El país sufre otra ola de violencia extrema. El presunto responsable del ataque fue detenido en julio y liberado poco después

El país sufre otra ola de violencia extrema. El presunto responsable del ataque fue detenido en julio y liberado poco después.

Llegaron con bidones de gasolina, rociaron el local y le prendieron fuego. Eran al menos ocho hombres los que la noche del martes atacaron el club Caballo Blanco en Coatzacoalcos (Veracruz) cuando muchos trabajadores y bailarinas se encontraban al interior. Antes de provocar el incendio y bloquear las salidas de emergencia para que nadie pudiese escapar, dispararon contra varias víctimas, según relataron supervivientes del último gran caso de violencia criminal en México, donde las tasas de homicidios siguen batiendo récords cada mes. En las últimas semanas varios episodios han hecho revivir los peores años de la llamada «guerra contra el narco».

En el incendio del club Caballo Blanco murieron 26 personas, 16 hombres, la mayoría trabajadores del local y 10 mujeres, casi todas bailarinas. También hay 11 heridos de gravedad, de los cuales 6 tienen quemaduras en el 90% de su cuerpo. El local está situado en una concurrida calle de Coatzacoalcos, una ciudad portuaria en el golfo de México que se dedica principalmente al petróleo y las refinerías.

El presidente Andrés Manuel López Obrador informó sobre el crimen el miércoles por la mañana y puso el foco en la complicidad con funcionarios públicos. «Es lamentable que la delincuencia organizada actúe de esta manera... pero lo otro que también es lamentable es que exista contubernio con las autoridades», afirmó.

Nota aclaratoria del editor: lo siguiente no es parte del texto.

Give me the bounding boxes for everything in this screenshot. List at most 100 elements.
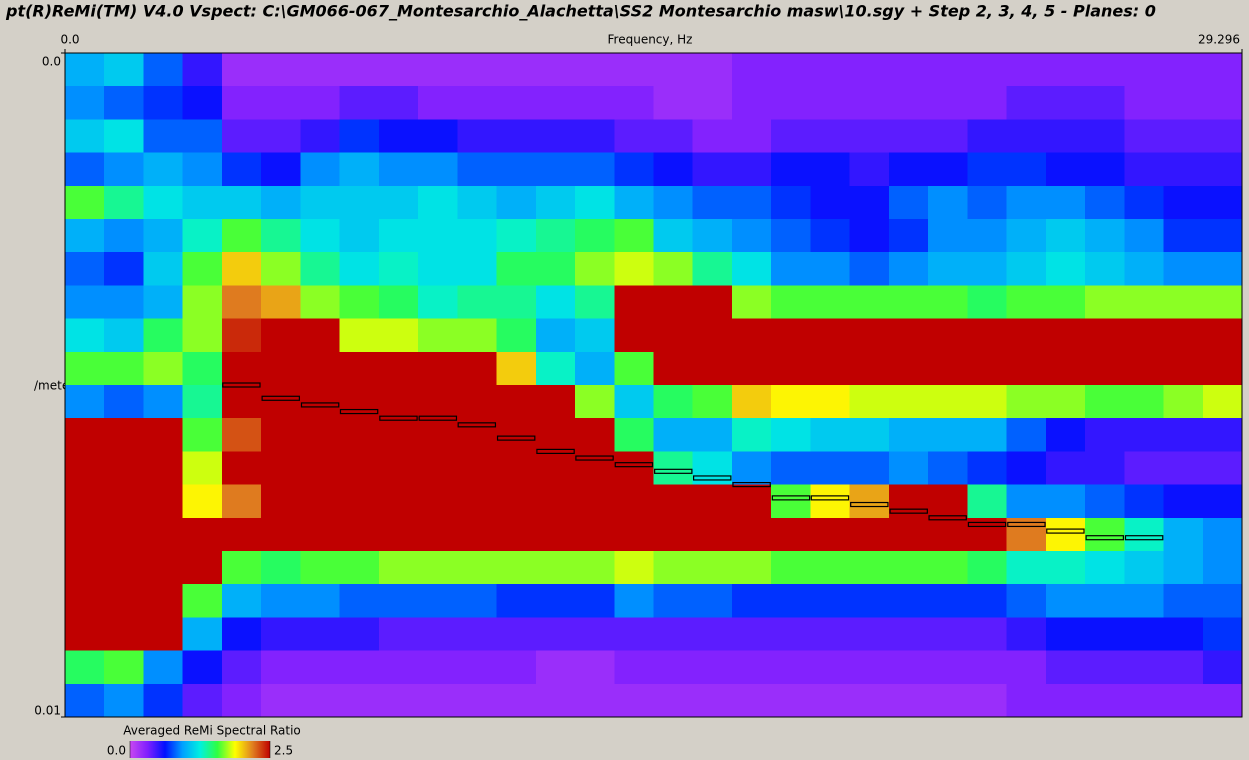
heatmap-cell [732, 418, 772, 452]
heatmap-cell [1203, 684, 1243, 718]
heatmap-cell [771, 651, 811, 685]
heatmap-cell [340, 518, 380, 552]
heatmap-cell [183, 485, 223, 519]
heatmap-cell [1046, 319, 1086, 353]
heatmap-cell [300, 651, 340, 685]
heatmap-cell [536, 485, 576, 519]
heatmap-cell [850, 385, 890, 419]
heatmap-cell [261, 385, 301, 419]
heatmap-cell [693, 518, 733, 552]
heatmap-cell [340, 319, 380, 353]
heatmap-cell [654, 418, 694, 452]
heatmap-cell [614, 518, 654, 552]
heatmap-cell [222, 86, 262, 120]
heatmap-cell [1164, 617, 1204, 651]
heatmap-cell [183, 352, 223, 386]
heatmap-cell [300, 252, 340, 286]
heatmap-cell [379, 485, 419, 519]
heatmap-cell [1164, 53, 1204, 87]
heatmap-cell [575, 119, 615, 153]
heatmap-cell [261, 584, 301, 618]
heatmap-cell [654, 617, 694, 651]
heatmap-cell [1007, 418, 1047, 452]
heatmap-cell [771, 617, 811, 651]
heatmap-cell [65, 252, 105, 286]
heatmap-cell [497, 418, 537, 452]
heatmap-cell [850, 186, 890, 220]
heatmap-cell [261, 451, 301, 485]
heatmap-cell [810, 119, 850, 153]
heatmap-cell [183, 551, 223, 585]
heatmap-cell [614, 86, 654, 120]
heatmap-cell [1203, 651, 1243, 685]
heatmap-cell [261, 418, 301, 452]
heatmap-cell [850, 451, 890, 485]
heatmap-cell [457, 219, 497, 253]
heatmap-cell [379, 385, 419, 419]
heatmap-cell [771, 584, 811, 618]
heatmap-cell [65, 352, 105, 386]
heatmap-cell [222, 352, 262, 386]
heatmap-cell [536, 352, 576, 386]
heatmap-cell [732, 285, 772, 319]
heatmap-cell [1007, 219, 1047, 253]
heatmap-cell [575, 252, 615, 286]
heatmap-cell [810, 219, 850, 253]
heatmap-cell [1124, 186, 1164, 220]
heatmap-cell [1085, 219, 1125, 253]
heatmap-cell [654, 153, 694, 187]
heatmap-cell [497, 119, 537, 153]
heatmap-cell [928, 119, 968, 153]
heatmap-cell [497, 651, 537, 685]
heatmap-cell [575, 319, 615, 353]
heatmap-cell [104, 53, 144, 87]
heatmap-cell [1124, 651, 1164, 685]
page: pt(R)ReMi(TM) V4.0 Vspect: C:\GM066-067_… [0, 0, 1249, 760]
heatmap-cell [1203, 153, 1243, 187]
heatmap-cell [418, 119, 458, 153]
heatmap-cell [967, 319, 1007, 353]
heatmap-cell [654, 119, 694, 153]
heatmap-cell [1203, 617, 1243, 651]
heatmap-cell [693, 485, 733, 519]
heatmap-cell [1046, 617, 1086, 651]
heatmap-cell [143, 684, 183, 718]
heatmap-cell [889, 418, 929, 452]
heatmap-cell [183, 252, 223, 286]
heatmap-cell [1046, 651, 1086, 685]
heatmap-cell [300, 319, 340, 353]
heatmap-cell [340, 485, 380, 519]
heatmap-cell [418, 584, 458, 618]
heatmap-cell [65, 617, 105, 651]
heatmap-cell [654, 385, 694, 419]
heatmap-cell [850, 219, 890, 253]
heatmap-cell [457, 651, 497, 685]
heatmap-cell [810, 385, 850, 419]
heatmap-cell [497, 319, 537, 353]
heatmap-cell [457, 319, 497, 353]
heatmap-cell [614, 252, 654, 286]
heatmap-cell [614, 651, 654, 685]
heatmap-cell [143, 186, 183, 220]
heatmap-cell [575, 219, 615, 253]
heatmap-cell [536, 53, 576, 87]
heatmap-cell [1164, 584, 1204, 618]
heatmap-cell [1124, 319, 1164, 353]
heatmap-cell [457, 551, 497, 585]
heatmap-cell [614, 485, 654, 519]
heatmap-cell [497, 219, 537, 253]
heatmap-cell [418, 485, 458, 519]
heatmap-cell [889, 119, 929, 153]
heatmap-cell [418, 684, 458, 718]
heatmap-cell [261, 319, 301, 353]
heatmap-cell [928, 418, 968, 452]
heatmap-cell [222, 584, 262, 618]
heatmap-cell [222, 651, 262, 685]
heatmap-cell [771, 684, 811, 718]
heatmap-cell [889, 551, 929, 585]
colorbar [130, 741, 270, 758]
heatmap-cell [1203, 86, 1243, 120]
heatmap-cell [536, 186, 576, 220]
heatmap-cell [457, 352, 497, 386]
x-tick-label: 0.0 [60, 33, 79, 47]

Los señalamientos de López Obrador iban dirigidos contra la fiscalía estatal de Veracruz, que según el mandatario debería ser investigada porque «los posibles responsables ya habían sido detenidos y los dejaron el libertad». El jefe de los atacantes fue identificado por el gobernador Cuitlahuac García como «La Loca» o «Ricardo N». Éste había sido detenido por la Marina el pasado mes de julio y entregado a la fiscalía que posteriormente lo liberó, pero La Fiscalía de Veracruz se apresuró a negar las acusaciones y mediante un comunicado dijo que el acusado fue puesto a disposición de la Fiscalía General de la República (FGR), institución que cuenta con la confianza de AMLO.

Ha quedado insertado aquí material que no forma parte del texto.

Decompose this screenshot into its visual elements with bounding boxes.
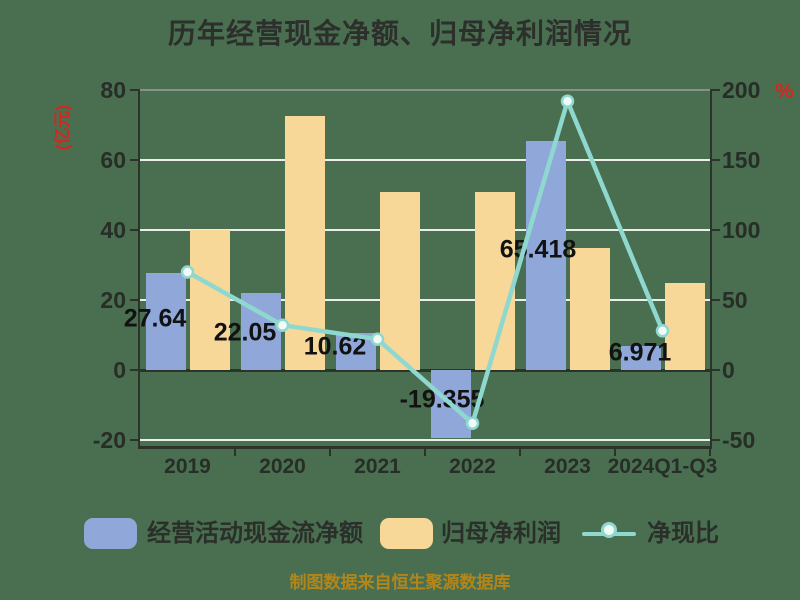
left-tick-mark (130, 299, 140, 301)
x-tick-mark (424, 447, 426, 456)
x-tick-mark (329, 447, 331, 456)
left-tick-label: 80 (100, 77, 126, 103)
right-tick-mark (710, 229, 720, 231)
x-category-label: 2022 (449, 455, 496, 478)
left-axis-line (138, 90, 140, 447)
right-tick-mark (710, 89, 720, 91)
left-tick-label: 0 (113, 357, 126, 383)
bar-value-label: 22.05 (213, 318, 277, 347)
bar-value-label: 27.64 (123, 304, 187, 333)
x-category-label: 2020 (259, 455, 306, 478)
right-tick-label: -50 (722, 427, 756, 453)
bar-value-label: 65.418 (499, 235, 577, 264)
legend-swatch-net-profit (380, 518, 433, 549)
x-category-label: 2019 (164, 455, 211, 478)
bar-value-label: 6.971 (608, 338, 672, 367)
bar-net-profit (379, 191, 420, 370)
left-axis-unit-label: (亿元) (53, 104, 73, 151)
bar-net-profit (569, 247, 610, 370)
chart-title: 历年经营现金净额、归母净利润情况 (167, 18, 632, 49)
right-tick-label: 50 (722, 287, 748, 313)
x-tick-mark (234, 447, 236, 456)
right-tick-label: 200 (722, 77, 761, 103)
right-tick-mark (710, 439, 720, 441)
right-tick-label: 150 (722, 147, 761, 173)
x-category-label: 2024Q1-Q3 (607, 455, 718, 478)
right-tick-label: 0 (722, 357, 735, 383)
right-axis-line (710, 90, 712, 447)
bar-value-label: 10.62 (303, 332, 367, 361)
legend-swatch-operating-cash (84, 518, 137, 549)
right-tick-mark (710, 159, 720, 161)
left-tick-mark (130, 89, 140, 91)
legend-label-ratio: 净现比 (647, 520, 719, 547)
bar-net-profit (189, 230, 230, 370)
ratio-line-marker (560, 94, 575, 108)
x-tick-mark (519, 447, 521, 456)
x-tick-mark (709, 447, 711, 456)
gridline (140, 439, 710, 441)
x-tick-mark (614, 447, 616, 456)
bar-operating-cash (145, 273, 186, 370)
left-tick-label: 40 (100, 217, 126, 243)
x-category-label: 2021 (354, 455, 401, 478)
left-tick-label: 60 (100, 147, 126, 173)
x-category-label: 2023 (544, 455, 591, 478)
gridline (140, 159, 710, 161)
left-tick-mark (130, 229, 140, 231)
right-tick-label: 100 (722, 217, 761, 243)
right-tick-mark (710, 299, 720, 301)
legend-line-marker-icon (601, 522, 617, 538)
right-axis-unit-label: % (775, 80, 794, 103)
gridline (140, 89, 710, 91)
legend: 经营活动现金流净额 归母净利润 净现比 (0, 512, 800, 556)
bar-net-profit (474, 191, 515, 370)
legend-label-net-profit: 归母净利润 (441, 520, 561, 547)
left-tick-mark (130, 369, 140, 371)
right-tick-mark (710, 369, 720, 371)
left-tick-label: -20 (92, 427, 126, 453)
data-source-caption: 制图数据来自恒生聚源数据库 (289, 573, 511, 592)
left-tick-label: 20 (100, 287, 126, 313)
bar-value-label: -19.355 (399, 385, 485, 414)
left-tick-mark (130, 159, 140, 161)
bar-net-profit (664, 282, 705, 370)
legend-label-operating-cash: 经营活动现金流净额 (147, 520, 363, 547)
left-tick-mark (130, 439, 140, 441)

El cruce de acusaciones se produce en medio de una ola de ataques en Veracruz y con los índices de violencia por las nubes en todo el país. El incendio de negocios ha sido una constante en los últimos meses en Coatzacoalcos. Según la prensa local otros cuatro establecimientos fueron incendiados en lo que va de año, relacionados con la extorsión de grupos delictivos.

En las últimas semanas, además, México ha sufrido varios incidentes de violencia extrema, como el asesinato a principios de mes de 19 personas en la localidad de Uruapán, en el estado occidental de Michoacán y varios de los cadáveres aparecieron colgados de un puente.

Las cifras señalan que la violencia sigue disparada en el país. En los primeros siete meses de 2019 se registraron 20.135 homicidios en todo el país, 96 muertos al día, según el Secretariado Ejecutivo del Sistema de Seguridad Pública. Son 800 homicidios más que a estas alturas del año pasado, que ya fue el más sangriento desde que hay registros en México. El plan pacificador del presidente aún no ha funcionado.